I'm working through a database with several repeated IDs entries and unique information per row as such

ID country
A1 AT
A1 BE
A2 CZ
A3 US
A3 UK
A4 NZ

The same ID and different country implies there was collaboration between two different entities in this project.

How can I treat the dataset to tabulate collaborations? I would like to obtain

   AT BE CZ NZ US UK
AT    1
BE 1
CZ       
NZ             1  1
US           1    1  
UK           1 1


Preferably I could have the option to remove duplicates to get

   AT BE CZ NZ US UK
AT    1
BE 
CZ       
NZ             1  1
US           
UK           

and somehow get a variable to produce 'summarize'.

Thank you in advance (I can't get access to Stata Forum due to a firewall)

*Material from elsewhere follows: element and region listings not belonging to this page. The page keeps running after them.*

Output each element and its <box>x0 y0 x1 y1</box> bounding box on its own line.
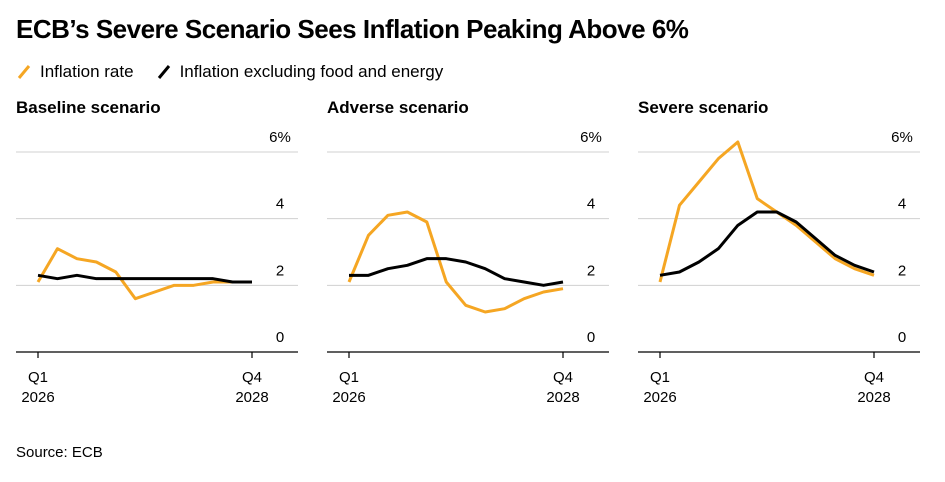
y-tick-label: 0 <box>587 329 595 346</box>
legend-item-inflation: Inflation rate <box>16 62 134 82</box>
y-tick-label: 2 <box>898 262 906 279</box>
y-tick-label: 6% <box>269 129 291 146</box>
x-tick-label-year: 2028 <box>857 389 890 406</box>
series-line-core-inflation <box>349 257 564 287</box>
x-tick-label: Q1 <box>28 369 48 386</box>
x-tick-label-year: 2026 <box>332 389 365 406</box>
y-tick-label: 6% <box>580 129 602 146</box>
chart-title: ECB’s Severe Scenario Sees Inflation Pea… <box>16 14 689 44</box>
legend-label-inflation: Inflation rate <box>40 62 134 81</box>
panel-severe: Severe scenario 0 2 4 6% Q1 2026 Q4 2028 <box>638 96 933 416</box>
legend: Inflation rate Inflation excluding food … <box>16 62 465 82</box>
panel-title-severe: Severe scenario <box>638 98 769 117</box>
x-tick-label: Q4 <box>864 369 884 386</box>
legend-label-core-inflation: Inflation excluding food and energy <box>179 62 444 81</box>
legend-swatch-core-icon <box>157 65 170 79</box>
x-tick-label: Q4 <box>553 369 573 386</box>
y-tick-label: 6% <box>891 129 913 146</box>
series-line-inflation-rate <box>658 140 875 283</box>
panel-adverse: Adverse scenario 0 2 4 6% Q1 2026 Q4 2028 <box>327 96 622 416</box>
x-tick-label: Q1 <box>339 369 359 386</box>
chart-baseline: 0 2 4 6% Q1 2026 Q4 2028 <box>16 129 298 406</box>
series-line-inflation-rate <box>347 210 564 314</box>
x-tick-label: Q4 <box>242 369 262 386</box>
series-line-inflation-rate <box>36 247 252 301</box>
legend-item-core-inflation: Inflation excluding food and energy <box>156 62 444 82</box>
y-tick-label: 4 <box>587 196 595 213</box>
x-tick-label-year: 2026 <box>21 389 54 406</box>
panel-title-adverse: Adverse scenario <box>327 98 469 117</box>
chart-severe: 0 2 4 6% Q1 2026 Q4 2028 <box>638 129 920 406</box>
x-tick-label-year: 2028 <box>235 389 268 406</box>
y-tick-label: 0 <box>276 329 284 346</box>
y-tick-label: 0 <box>898 329 906 346</box>
series-line-core-inflation <box>659 210 875 277</box>
panel-baseline: Baseline scenario 0 2 4 6% Q1 2026 Q4 2028 <box>16 96 311 416</box>
y-tick-label: 2 <box>276 262 284 279</box>
y-tick-label: 4 <box>898 196 906 213</box>
panel-title-baseline: Baseline scenario <box>16 98 161 117</box>
x-tick-label-year: 2028 <box>546 389 579 406</box>
series-line-core-inflation <box>37 273 252 284</box>
y-tick-label: 4 <box>276 196 284 213</box>
x-tick-label-year: 2026 <box>643 389 676 406</box>
chart-adverse: 0 2 4 6% Q1 2026 Q4 2028 <box>327 129 609 406</box>
legend-swatch-inflation-icon <box>17 65 31 79</box>
x-tick-label: Q1 <box>650 369 670 386</box>
source-note: Source: ECB <box>16 444 103 461</box>
y-tick-label: 2 <box>587 262 595 279</box>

I tried creating variables that identify multi-country IDs and another that reads the country when it is the second or third linked to the same ID

ID country var 1 var 2
A1 AT 1
A1 BE 2
A2 CZ
A3 US 1
A3 UK 2
A4 NZ 3

Solution

  • Here is a solution:

    clear
    input str2(id country)
    "A1" "AT"
    "A1" "BE"
    "A2" "CZ"
    "A3" "US"
    "A3" "UK"
    "A4" "NZ"
    "A4" "US"
    end
    
    * Get locals with all country abbreviation and the number of countries
    levelsof country, local(countries)
    local num_countries : list sizeof countries
    
    * Collapse each project to one row where the last row has all abbreviations 
    * of countries in that project. Keep only the last row for each project
    sort id country
    replace country = country[_n-1] + " " + country if id[_n-1] == id
    by id : keep if _n == _N
    
    * Get a local with all combination of collaborations
    levelsof country, local(combos)
    
    * Loop over each country
    foreach country of local countries {
        
        * For each country get a list of collaborations that country is part of
        foreach combo of local combos {
            if strpos("`combo'","`country'") {
                local `country'_colab "``country'_colab' `combo'"
            }        
        }
        
        *Remove duplicates from list
        local `country'_colab : list uniq `country'_colab
        *Remove the country itself from that country's list
        local `country'_colab = subinstr("``country'_colab'","`country'","",.)
        *Remove all excessive spaces for no other reason than neatness
        local `country'_colab = trim(itrim("``country'_colab'"))
        
        *Display all collaborations
        di "Country `country' collaborats with countries: ``country'_colab'"
    }
    
    * Clear the original data and create a new data set with one obs per country
    clear
    set obs `num_countries'
    
    * Create one row and row column for each country. 
    * Set the default to 0 for no collaboration
    gen country = ""
    local row = 1
    foreach country of local countries {
        gen `country' = 0
        replace country = "`country'" if _n == `row++'
    }
    
    * Go over the list of collaborations for each country and set value to 1
    * where the row and column country collaborates
    foreach country of local countries {
        foreach colab of local `country'_colab {
            replace `colab' = 1 if country == "`country'"
        }
    }
    

    I have not cleared duplicates as you suggested as a preference as I think you get an ambivalent data set as it is not clear for which country you should drop a row and for which you should drop a column.